A company called CCT Energy Storage just put Lonsdale, South Australia firmly on the map. In late March, the start-up unveiled the very first high-density thermal battery, which out-performs its lithium-ion and lead-acid counterparts many times over. Called a Thermal Energy Device (TED), the modular unit stores electricity as latent heat, which can be converted back into energy on demand.
A standard TED unit can store 1.2 megawatt-hours of power and has a life expectancy of at least 20 years. “After 3,000 cycles of service on the test bench,” CCT’s CEO Serge Bondarenko says it shows no signs of degradation (compared to a lithium-ion battery, which drops 20 percent of its capacity after about 5,000 cycles). “In fact,” Bondarenko adds, “it appears silicon even gets better at storing heat after each cycle.”

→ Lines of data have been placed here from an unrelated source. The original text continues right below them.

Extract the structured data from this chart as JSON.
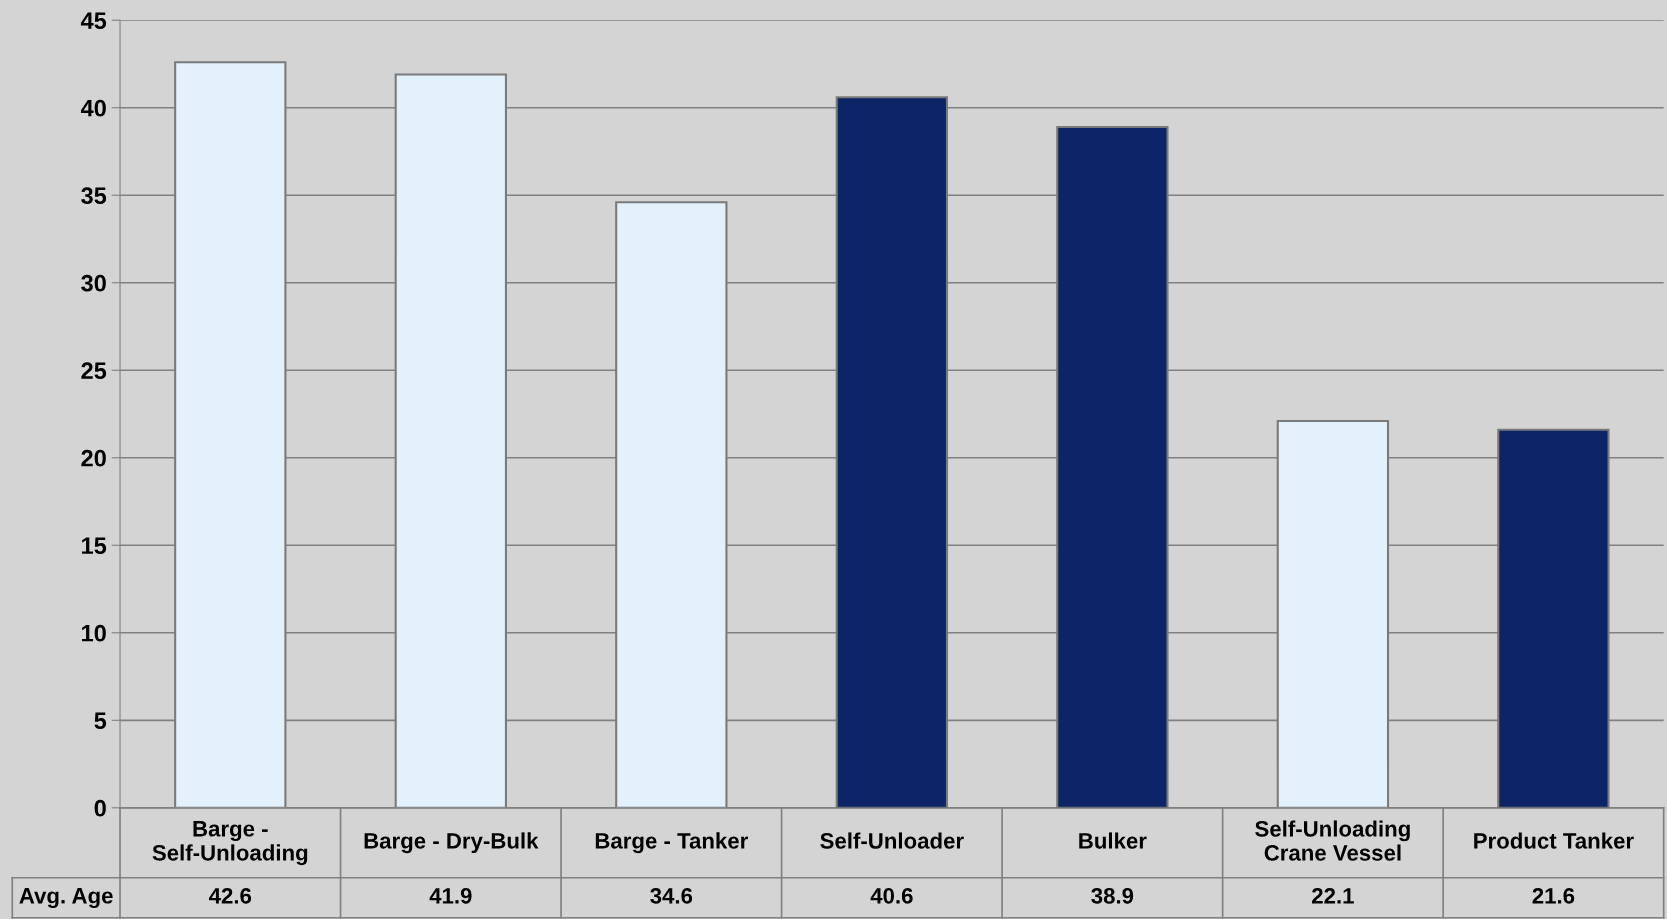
{
  "chart_data": {
    "type": "bar",
    "categories": [
      "Barge - Self-Unloading",
      "Barge - Dry-Bulk",
      "Barge - Tanker",
      "Self-Unloader",
      "Bulker",
      "Self-Unloading Crane Vessel",
      "Product Tanker"
    ],
    "series": [
      {
        "name": "Avg. Age",
        "values": [
          42.6,
          41.9,
          34.6,
          40.6,
          38.9,
          22.1,
          21.6
        ],
        "colors": [
          "#e3f1fc",
          "#e3f1fc",
          "#e3f1fc",
          "#0d2466",
          "#0d2466",
          "#e3f1fc",
          "#0d2466"
        ]
      }
    ],
    "ylim": [
      0,
      45
    ],
    "yticks": [
      0,
      5,
      10,
      15,
      20,
      25,
      30,
      35,
      40,
      45
    ],
    "grid": "y",
    "legend": "bottom left",
    "data_labels": true
  }
}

TEDs accept any kind of electricity you throw at them—solar, wind, hydro, fossil-fuel, grid-fed—converting and storing that energy at more than 12 times the density of a lead-acid battery and six times the density of lithium-ion. They can charge and discharge concurrently, saving time and wasted energy. Compact and durable, the devices require very little maintenance and are 100 percent recyclable. And perhaps most surprising, they’re cheap: about three-quarters of the cost of an equivalent lithium-ion setup.
CCT—which stands for Climate Change Technologies—designed the units to be easily scalable and just as appropriate for small 5kW applications as they are for entire remote communities, business districts, telecommunications networks, and transport systems requiring “hundreds of megawatts of instantaneous power.”